For a long time we didn’t apply Craig’s advice in LeSS to focus on agile modeling for design and architecture in design workshops, and to seriously pay attention to overall architectural design with a hands-on architecture community of practice providing real architectural leadership. Instead, teams started to work in a way that I call “hand to mouth”, a naive belief that the architecture will evolve as you go, especially if you are using Acceptance Test-Driven Development. At a scale like this, up-front thinking about architecture and design is essential, which is something Craig had emphasized in his “Applying…” book and his coaching on adopting LeSS. Otherwise you start to find the same function built by different teams in different parts of the architecture, nicely tested, but with different test cases deployed in different ways. Heroes start to emerge in the teams who spend most of their waking lives trying to keep everything clean and aligned, they become villains as they are not aligned with the team based culture of “team is first, not individual”. It has taken me a long time to understand why this happened and why it was important for the success of the program that it did.
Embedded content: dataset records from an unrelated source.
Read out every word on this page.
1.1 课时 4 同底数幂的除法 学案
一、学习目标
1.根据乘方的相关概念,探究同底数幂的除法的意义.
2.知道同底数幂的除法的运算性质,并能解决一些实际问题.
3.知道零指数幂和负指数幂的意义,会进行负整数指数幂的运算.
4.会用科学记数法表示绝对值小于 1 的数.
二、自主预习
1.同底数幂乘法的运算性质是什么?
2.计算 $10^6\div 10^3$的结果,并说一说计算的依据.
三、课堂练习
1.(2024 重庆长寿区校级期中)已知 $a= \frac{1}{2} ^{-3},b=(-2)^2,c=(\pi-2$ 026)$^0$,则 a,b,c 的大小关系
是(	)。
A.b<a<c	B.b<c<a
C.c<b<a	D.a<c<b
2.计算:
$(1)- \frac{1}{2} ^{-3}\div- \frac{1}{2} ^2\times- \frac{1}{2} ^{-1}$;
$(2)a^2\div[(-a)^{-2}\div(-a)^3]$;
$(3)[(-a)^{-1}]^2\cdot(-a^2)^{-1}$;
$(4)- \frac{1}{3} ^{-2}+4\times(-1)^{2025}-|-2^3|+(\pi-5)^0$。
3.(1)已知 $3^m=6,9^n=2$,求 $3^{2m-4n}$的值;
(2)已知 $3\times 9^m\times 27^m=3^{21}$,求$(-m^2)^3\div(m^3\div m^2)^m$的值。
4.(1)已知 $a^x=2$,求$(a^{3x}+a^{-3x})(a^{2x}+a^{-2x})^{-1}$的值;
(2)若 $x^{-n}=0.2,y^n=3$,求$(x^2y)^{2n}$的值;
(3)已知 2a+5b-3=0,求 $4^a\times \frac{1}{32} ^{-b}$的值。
I now believe that the need for good structured design thinking at an enterprise level at this scale is more than just essential; it’s fatal without it. To this end, I also believe that a team similar to those described in the “New New Product Development Game” that are truly cross functional and multi-skilled is needed to drive the product and the “delivery factory”. You need a team with the organiational navigation skills, deep architecture and analysis, and development know-how that shapes the product and vision that is adopted and implemented by all the teams. This team is hands on, and will code, and lead from behind.
LeSS is a framework, one that helps us implement Scrum at a scale it was never intended to be. The deep thinking that goes with it is what is most important, not blind adoption of the practices of Scrum (doing that is a good way to learn). It does come with a warning that is often missed, a term my very good friend Dan North coined in a talk we did together recently. “Caution: May Contain Thinking”. And that’s it. The context that you have; the business, the technology, the people, the routines and the leadership will drive you to use different practices. The one I suggest in this story is for very large scale enterprise solution delivery. That may not be what you are doing, and isn’t for me in my current context. But the thinking, the principles, the experiments, they are what you get from LeSS, take them—and think.